Un euro vale circa dieci dirham, la moneta marocchina. E mentre il cibo costa
davvero poco — mi è capitato di mangiare un pasto completo con soli 20 centesimi
— i beni secondari, come scarpe, vestiti e automobili, costano quasi quanto in
Europa.
Ed è proprio qui che nasce il più grande contrasto: il Marocco è una terra ricca di
risorse, ma con uno stipendio medio di circa 2000 dirham al mese, ovvero circa 200
euro, per molte persone vivere diventa difficile. Ecco perché tanti marocchini cercano
fortuna altrove, nella speranza di costruire una vita con maggiori possibilità.
Non ho mai avuto problemi di sicurezza. Oltre a fidarmi del mio intuito, il Marocco
è molto controllato e il turista è fortemente tutelato.
La parte più difficile del viaggio è stata invece confrontarmi con alcune realtà legate
agli animali. La carne viene spesso macellata sul momento, davanti al cliente. Una
scena forte, ma che ti obbliga a guardare in faccia la realtà del cibo e il sacrificio
animale che spesso in Europa nascondiamo dietro confezioni perfette.
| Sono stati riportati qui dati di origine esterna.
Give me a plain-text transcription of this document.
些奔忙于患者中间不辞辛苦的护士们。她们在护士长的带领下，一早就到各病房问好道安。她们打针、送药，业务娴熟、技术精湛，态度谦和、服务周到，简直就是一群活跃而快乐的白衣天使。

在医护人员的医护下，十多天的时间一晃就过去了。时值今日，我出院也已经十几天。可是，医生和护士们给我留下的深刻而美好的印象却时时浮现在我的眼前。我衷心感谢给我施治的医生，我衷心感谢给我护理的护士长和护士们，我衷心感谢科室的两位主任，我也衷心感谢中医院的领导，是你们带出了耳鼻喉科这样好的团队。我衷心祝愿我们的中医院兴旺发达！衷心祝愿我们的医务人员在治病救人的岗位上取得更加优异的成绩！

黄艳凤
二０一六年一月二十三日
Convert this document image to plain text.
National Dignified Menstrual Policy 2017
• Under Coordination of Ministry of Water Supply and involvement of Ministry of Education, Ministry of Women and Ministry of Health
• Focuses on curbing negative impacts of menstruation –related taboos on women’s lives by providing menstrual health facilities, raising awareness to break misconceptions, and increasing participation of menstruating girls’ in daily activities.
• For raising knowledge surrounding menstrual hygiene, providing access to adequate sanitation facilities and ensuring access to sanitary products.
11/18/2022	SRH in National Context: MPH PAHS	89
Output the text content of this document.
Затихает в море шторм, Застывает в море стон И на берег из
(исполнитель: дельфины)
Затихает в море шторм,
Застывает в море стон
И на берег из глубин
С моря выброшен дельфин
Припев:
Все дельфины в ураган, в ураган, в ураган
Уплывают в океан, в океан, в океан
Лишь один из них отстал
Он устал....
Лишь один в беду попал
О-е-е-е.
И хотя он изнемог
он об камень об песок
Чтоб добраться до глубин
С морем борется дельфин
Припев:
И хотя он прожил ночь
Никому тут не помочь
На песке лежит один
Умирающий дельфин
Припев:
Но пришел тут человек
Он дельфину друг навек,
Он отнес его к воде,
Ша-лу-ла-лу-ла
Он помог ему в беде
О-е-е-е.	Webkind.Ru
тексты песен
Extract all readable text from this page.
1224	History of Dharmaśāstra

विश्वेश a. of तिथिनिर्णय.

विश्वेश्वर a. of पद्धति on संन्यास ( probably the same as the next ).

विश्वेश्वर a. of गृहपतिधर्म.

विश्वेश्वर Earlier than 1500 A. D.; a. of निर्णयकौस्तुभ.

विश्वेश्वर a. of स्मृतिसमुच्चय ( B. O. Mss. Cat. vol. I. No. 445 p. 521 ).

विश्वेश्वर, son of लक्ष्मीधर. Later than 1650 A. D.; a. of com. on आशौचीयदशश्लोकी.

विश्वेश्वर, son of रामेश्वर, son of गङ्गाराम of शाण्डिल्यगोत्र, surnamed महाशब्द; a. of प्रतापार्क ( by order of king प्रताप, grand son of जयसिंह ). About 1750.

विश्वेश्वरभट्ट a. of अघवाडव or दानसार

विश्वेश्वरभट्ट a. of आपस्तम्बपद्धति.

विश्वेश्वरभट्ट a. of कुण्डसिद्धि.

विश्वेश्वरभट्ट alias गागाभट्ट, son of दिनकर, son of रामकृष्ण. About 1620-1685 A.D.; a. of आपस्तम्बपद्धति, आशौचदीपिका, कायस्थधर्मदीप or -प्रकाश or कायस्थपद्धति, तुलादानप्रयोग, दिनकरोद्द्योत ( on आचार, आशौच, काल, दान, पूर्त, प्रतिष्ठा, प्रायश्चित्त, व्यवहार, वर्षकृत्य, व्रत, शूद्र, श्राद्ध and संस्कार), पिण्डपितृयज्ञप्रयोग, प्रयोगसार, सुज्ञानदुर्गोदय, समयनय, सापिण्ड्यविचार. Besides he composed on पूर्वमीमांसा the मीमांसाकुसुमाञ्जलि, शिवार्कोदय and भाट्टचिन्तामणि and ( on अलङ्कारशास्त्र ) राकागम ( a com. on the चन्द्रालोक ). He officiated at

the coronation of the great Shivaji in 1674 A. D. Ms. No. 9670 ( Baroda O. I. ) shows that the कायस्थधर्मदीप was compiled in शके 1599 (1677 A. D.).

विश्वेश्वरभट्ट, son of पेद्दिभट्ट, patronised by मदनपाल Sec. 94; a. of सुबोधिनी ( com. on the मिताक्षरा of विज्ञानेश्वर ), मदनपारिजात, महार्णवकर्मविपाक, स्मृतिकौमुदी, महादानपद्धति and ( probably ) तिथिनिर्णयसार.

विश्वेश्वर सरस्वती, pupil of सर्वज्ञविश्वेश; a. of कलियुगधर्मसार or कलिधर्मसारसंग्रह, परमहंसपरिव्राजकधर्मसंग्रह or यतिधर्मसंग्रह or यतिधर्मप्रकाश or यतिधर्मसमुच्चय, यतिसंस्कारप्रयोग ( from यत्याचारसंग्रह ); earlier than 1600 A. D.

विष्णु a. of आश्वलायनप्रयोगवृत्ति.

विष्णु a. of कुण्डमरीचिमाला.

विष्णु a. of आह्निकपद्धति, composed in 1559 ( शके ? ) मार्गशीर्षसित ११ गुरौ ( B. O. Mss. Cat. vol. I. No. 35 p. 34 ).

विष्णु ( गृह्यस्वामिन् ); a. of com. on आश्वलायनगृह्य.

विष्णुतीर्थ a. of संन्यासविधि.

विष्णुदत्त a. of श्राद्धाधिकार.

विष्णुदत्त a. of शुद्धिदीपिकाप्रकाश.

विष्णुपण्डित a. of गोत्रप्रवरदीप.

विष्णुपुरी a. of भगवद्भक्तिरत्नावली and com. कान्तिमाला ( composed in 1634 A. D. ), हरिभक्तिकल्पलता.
Un altro tema delicato è quello del randagismo. In Marocco ci sono moltissimi cani
randagi, spesso malati o in difficoltà. I gatti vengono generalmente rispettati e
accuditi, mentre la situazione dei cani resta problematica. Con l’avvicinarsi dei
Mondiali del 2035 esiste il timore che il fenomeno venga gestito in modo drastico. È
una situazione che meriterebbe attenzione e tutela internazionale.
Con il camper ho attraversato il Paese dall’interno, lontano dai circuiti turistici
classici. Ho dato da mangiare alle scimmie, visto capre camminare sugli alberi, e
dromedari correre liberi. Paesaggi naturali indimenticabili, laghi turchi nel deserto
nero del Sahara, ho guidato dentro le gole altissime dell’Alto atlante, girato tra le
caotiche medine e gli infiniti suk, ascoltato tante storie. Viaggiare significa uscire dai
pregiudizi, dal razzismo e dalla chiusura mentale. Significa capire che il mondo è
molto più grande delle nostre convinzioni e io non smetto di esserne grata.